Well, yes, fall. But more importantly, it’s the start of knitting season. I know you can (and I do) knit year-round, but when there’s a chill in the air, and a nice cup of cocoa or cider on-hand…well, that’s when I really like to curl up on a comfy couch and get to work. I used to knit each of the kids a sweater every fall, and I still have two on the needles now that I need to finish up soon! (and a blanket…and a scarf…and — where are my knitting people? You get me, right? We don’t judge each others’ unfinished knitting projects?)

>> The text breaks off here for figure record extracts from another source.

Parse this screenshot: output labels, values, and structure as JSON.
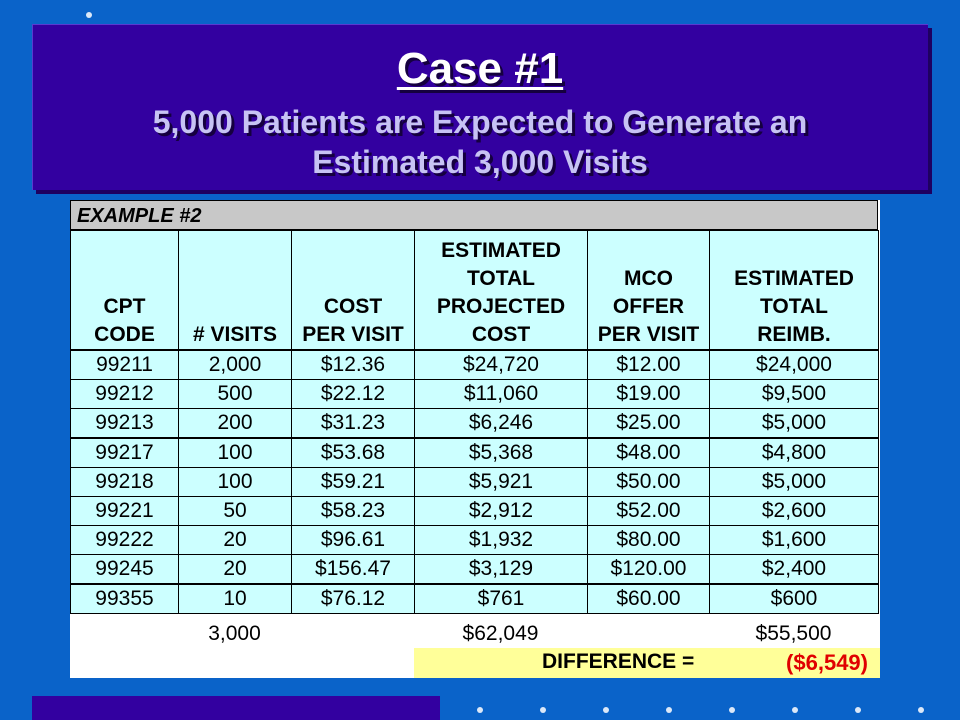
{
  "slide": {
    "title": "Case #1",
    "subtitle_line1": "5,000 Patients are Expected to Generate an",
    "subtitle_line2": "Estimated 3,000 Visits"
  },
  "table": {
    "example_label": "EXAMPLE #2",
    "headers": [
      [
        "CPT",
        "CODE"
      ],
      [
        "# VISITS"
      ],
      [
        "COST",
        "PER VISIT"
      ],
      [
        "ESTIMATED",
        "TOTAL",
        "PROJECTED",
        "COST"
      ],
      [
        "MCO",
        "OFFER",
        "PER VISIT"
      ],
      [
        "ESTIMATED",
        "TOTAL",
        "REIMB."
      ]
    ],
    "rows": [
      [
        "99211",
        "2,000",
        "$12.36",
        "$24,720",
        "$12.00",
        "$24,000"
      ],
      [
        "99212",
        "500",
        "$22.12",
        "$11,060",
        "$19.00",
        "$9,500"
      ],
      [
        "99213",
        "200",
        "$31.23",
        "$6,246",
        "$25.00",
        "$5,000"
      ],
      [
        "99217",
        "100",
        "$53.68",
        "$5,368",
        "$48.00",
        "$4,800"
      ],
      [
        "99218",
        "100",
        "$59.21",
        "$5,921",
        "$50.00",
        "$5,000"
      ],
      [
        "99221",
        "50",
        "$58.23",
        "$2,912",
        "$52.00",
        "$2,600"
      ],
      [
        "99222",
        "20",
        "$96.61",
        "$1,932",
        "$80.00",
        "$1,600"
      ],
      [
        "99245",
        "20",
        "$156.47",
        "$3,129",
        "$120.00",
        "$2,400"
      ],
      [
        "99355",
        "10",
        "$76.12",
        "$761",
        "$60.00",
        "$600"
      ]
    ],
    "totals": {
      "visits": "3,000",
      "projected_cost": "$62,049",
      "reimbursement": "$55,500"
    },
    "difference_label": "DIFFERENCE =",
    "difference_value": "($6,549)"
  },
  "colors": {
    "background": "#0a63c9",
    "banner": "#3300a0",
    "table_fill": "#ccffff",
    "difference_fill": "#ffff99",
    "difference_text": "#e00000"
  }
}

I used to think I was much too busy to wash these handknits actually by hand…until I realized that it takes me between 1 1/2 to 6 weeks (working at a leisurely pace) to knit up a garment. Even my favorite sinple baby sweater is called “The Five-Hour Baby Sweater,” which means it takes a good chunk of time to make. Surely I have ten minutes to handwash these garments so they last longer and look good?

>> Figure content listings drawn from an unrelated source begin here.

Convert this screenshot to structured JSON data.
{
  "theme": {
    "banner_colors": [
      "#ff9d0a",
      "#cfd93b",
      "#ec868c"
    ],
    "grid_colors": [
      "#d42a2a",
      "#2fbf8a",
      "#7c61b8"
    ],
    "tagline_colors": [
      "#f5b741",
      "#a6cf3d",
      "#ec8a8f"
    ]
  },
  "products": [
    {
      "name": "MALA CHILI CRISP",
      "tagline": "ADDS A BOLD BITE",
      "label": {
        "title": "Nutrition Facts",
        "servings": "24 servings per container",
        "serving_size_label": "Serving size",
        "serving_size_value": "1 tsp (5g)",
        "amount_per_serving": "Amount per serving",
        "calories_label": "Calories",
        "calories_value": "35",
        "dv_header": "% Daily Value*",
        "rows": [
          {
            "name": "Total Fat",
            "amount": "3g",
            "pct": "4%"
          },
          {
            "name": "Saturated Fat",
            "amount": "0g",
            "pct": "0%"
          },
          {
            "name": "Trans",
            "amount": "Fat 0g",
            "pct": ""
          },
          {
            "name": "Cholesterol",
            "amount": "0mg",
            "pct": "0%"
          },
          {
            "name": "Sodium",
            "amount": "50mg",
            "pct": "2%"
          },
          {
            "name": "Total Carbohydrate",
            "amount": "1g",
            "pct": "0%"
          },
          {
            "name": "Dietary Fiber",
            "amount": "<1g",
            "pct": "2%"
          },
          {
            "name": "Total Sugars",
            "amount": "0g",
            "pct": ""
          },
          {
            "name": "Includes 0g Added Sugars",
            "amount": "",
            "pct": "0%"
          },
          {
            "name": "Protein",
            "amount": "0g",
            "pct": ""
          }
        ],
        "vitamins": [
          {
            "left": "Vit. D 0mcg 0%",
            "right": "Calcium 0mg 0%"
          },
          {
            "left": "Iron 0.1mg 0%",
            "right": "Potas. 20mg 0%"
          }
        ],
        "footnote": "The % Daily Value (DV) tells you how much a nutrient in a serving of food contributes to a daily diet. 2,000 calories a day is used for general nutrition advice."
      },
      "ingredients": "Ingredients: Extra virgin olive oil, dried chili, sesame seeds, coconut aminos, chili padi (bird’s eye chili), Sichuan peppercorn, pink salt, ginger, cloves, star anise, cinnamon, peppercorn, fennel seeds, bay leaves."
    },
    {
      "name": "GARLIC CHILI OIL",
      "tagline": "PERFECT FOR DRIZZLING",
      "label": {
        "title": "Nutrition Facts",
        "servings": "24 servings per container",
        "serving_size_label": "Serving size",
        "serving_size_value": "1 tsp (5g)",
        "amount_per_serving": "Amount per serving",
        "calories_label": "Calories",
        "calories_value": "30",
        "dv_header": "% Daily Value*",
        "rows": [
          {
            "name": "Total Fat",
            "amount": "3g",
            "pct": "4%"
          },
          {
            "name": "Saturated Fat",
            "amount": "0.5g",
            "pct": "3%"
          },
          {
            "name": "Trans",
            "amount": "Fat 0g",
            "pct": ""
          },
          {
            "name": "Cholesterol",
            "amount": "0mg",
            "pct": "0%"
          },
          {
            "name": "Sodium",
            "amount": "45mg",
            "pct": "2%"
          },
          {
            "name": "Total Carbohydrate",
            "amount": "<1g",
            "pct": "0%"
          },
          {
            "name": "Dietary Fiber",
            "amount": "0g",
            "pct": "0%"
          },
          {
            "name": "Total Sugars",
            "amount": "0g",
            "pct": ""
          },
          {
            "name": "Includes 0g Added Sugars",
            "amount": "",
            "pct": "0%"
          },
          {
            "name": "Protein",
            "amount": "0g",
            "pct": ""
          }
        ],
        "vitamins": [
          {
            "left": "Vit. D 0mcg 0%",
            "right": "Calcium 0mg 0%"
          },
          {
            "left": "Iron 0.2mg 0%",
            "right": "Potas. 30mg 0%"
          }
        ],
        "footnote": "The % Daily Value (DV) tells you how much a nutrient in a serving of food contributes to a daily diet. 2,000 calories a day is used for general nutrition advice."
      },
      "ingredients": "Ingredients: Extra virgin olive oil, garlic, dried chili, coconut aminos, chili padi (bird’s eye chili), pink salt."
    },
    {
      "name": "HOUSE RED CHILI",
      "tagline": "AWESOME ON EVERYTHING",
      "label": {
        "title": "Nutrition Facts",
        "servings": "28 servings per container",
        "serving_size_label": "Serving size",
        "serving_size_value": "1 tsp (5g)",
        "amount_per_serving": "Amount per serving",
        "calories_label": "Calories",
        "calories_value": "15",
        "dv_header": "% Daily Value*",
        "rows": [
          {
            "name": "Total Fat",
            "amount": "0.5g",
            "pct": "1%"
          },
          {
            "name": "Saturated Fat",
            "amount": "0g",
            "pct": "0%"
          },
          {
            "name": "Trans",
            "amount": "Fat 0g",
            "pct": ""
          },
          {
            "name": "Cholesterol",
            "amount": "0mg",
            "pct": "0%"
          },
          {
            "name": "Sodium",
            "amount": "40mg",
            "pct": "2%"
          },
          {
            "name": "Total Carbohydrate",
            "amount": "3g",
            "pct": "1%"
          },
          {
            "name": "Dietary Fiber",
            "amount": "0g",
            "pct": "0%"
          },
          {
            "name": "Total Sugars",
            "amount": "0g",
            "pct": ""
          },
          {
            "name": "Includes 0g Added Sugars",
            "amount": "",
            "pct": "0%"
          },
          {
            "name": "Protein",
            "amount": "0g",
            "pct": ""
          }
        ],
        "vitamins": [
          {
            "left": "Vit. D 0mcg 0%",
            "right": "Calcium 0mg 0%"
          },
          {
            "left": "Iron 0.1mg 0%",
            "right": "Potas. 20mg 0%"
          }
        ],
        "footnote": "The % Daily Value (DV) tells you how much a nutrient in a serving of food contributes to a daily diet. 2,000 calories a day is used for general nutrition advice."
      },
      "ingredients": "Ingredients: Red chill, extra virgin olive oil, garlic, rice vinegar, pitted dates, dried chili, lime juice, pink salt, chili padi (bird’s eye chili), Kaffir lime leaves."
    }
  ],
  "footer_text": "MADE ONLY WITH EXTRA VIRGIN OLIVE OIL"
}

I’m hoping that after my kids outgrow the sweaters I knit them, we’ll put the clothes up and pass them along to the next generation. And since machine-washing really does stretch out the fibers and cause pilling, I bit the bullet and began handwashing the handknits. I discovered it was really quite simple.
I start by putting filling the sink halfway full of lukewarm water and a few drops of Eucalan Fabric Wash. You can get it on Amazon, but my local yarn store also carries it. Although it costs more than regular detergent, a little goes a long way — you only need a few drops for each round of washing. Some of the reviews even say it made their sweaters and hats less itchy. You don’t have to rinse it out when you’re done, either. Gently swoosh your clothes (agitate? Yes, agitate your clothes…) in the water for a few seconds, let them sit for 10 – 15 minutes, and drain.
Then I roll the clothes gently in a dry towel to get out the excess water. I lay them flat to dry on an old towel, blocking them like I did when I first finished them.
If I’ve knit a baby present for someone, I usually include instructions on both hand-washing and machine-washing (on the gentlest gentle cycle possible) because I figure the last thing a new mom needs is me lecturing her on hand-washing baby clothes. But it is really the best way to care for handknit clothes.
And a few more tips for caring for your sweaters:
- never hang them up! Fold your sweaters and store. At the end of the season, clean them one last time, fold, and store in an airtight plastic bin with a lavender sachet (bugs don’t like lavender).
- if you do get some pilling, try this sweater shaver. I’ve tried everything — sweater combs, sweater stones — nothing works as well as a shaver to get rid of pills and fuzz. I love this thing.